Biosemiotics
- Discipline: Biosemiotics
- Language: English
- Edited by: Yogi H. Hendlin

Publication details
- History: 2008-present
- Publisher: Springer Science+Business Media
- Frequency: Triannually
- Impact factor: 1.9 (2024)

Standard abbreviations
- ISO 4: Biosemiotics

Indexing
- ISSN: 1875-1342 (print) 1875-1350 (web)
- OCLC no.: 263367598

Links
- Journal homepage; Online archive;

= Biosemiotics (journal) =

Biosemiotics is a triannual peer-reviewed scientific journal on biosemiotics published by Springer Science+Business Media. It was established by Claus Emmeche, Jesper Hoffmeyer, Kalevi Kull, Marcello Barbieri and Anton Markoš in 2008 with 3 issues per year and is an official journal of the International Society for Biosemiotic Studies.

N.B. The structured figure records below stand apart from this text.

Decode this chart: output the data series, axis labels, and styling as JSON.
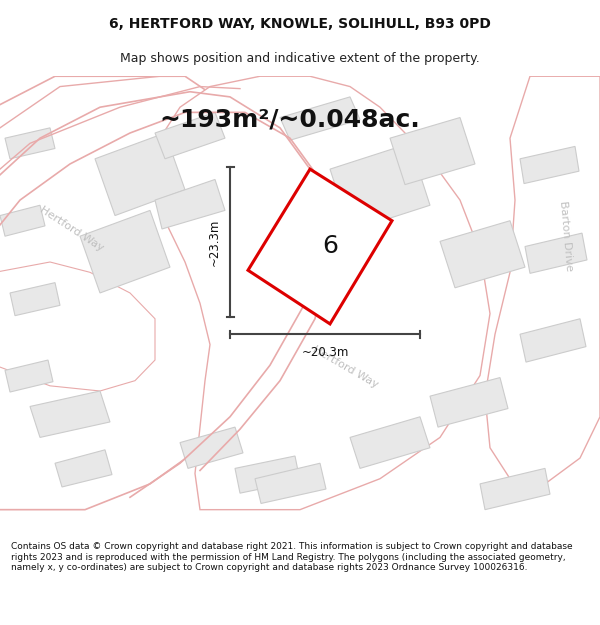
{
  "title": "6, HERTFORD WAY, KNOWLE, SOLIHULL, B93 0PD",
  "subtitle": "Map shows position and indicative extent of the property.",
  "area_label": "~193m²/~0.048ac.",
  "plot_number": "6",
  "dim_width": "~20.3m",
  "dim_height": "~23.3m",
  "footer": "Contains OS data © Crown copyright and database right 2021. This information is subject to Crown copyright and database rights 2023 and is reproduced with the permission of HM Land Registry. The polygons (including the associated geometry, namely x, y co-ordinates) are subject to Crown copyright and database rights 2023 Ordnance Survey 100026316.",
  "bg_map": "#f7f7f7",
  "road_fill": "#ffffff",
  "road_stroke": "#e8aaaa",
  "building_fill": "#e8e8e8",
  "building_stroke": "#cccccc",
  "plot_stroke": "#dd0000",
  "dim_color": "#444444",
  "road_label_color": "#bbbbbb",
  "title_fontsize": 10,
  "subtitle_fontsize": 9,
  "area_fontsize": 18,
  "plot_num_fontsize": 18,
  "footer_fontsize": 6.5
}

The current editor-in-chief is Yogi Hale Hendlin (Erasmus University Rotterdam), with Jana Švorcová (Charles University, Prague) as co-editor-in-chief.

The journal was preceded by the Journal of Biosemiotics, published in 2005.

==Abstracting and indexing==
The journal is abstracted and indexed in:

- Academic OneFile
- Arts and Humanities Citation Index
- Current Contents/Arts and Humanities
- Current Contents/Social & Behavioral Sciences
- Scopus
- Science Citation Index Expanded
- Social Sciences Citation Index

According to the Journal Citation Reports, the journal has a 2024 impact factor of 1.9.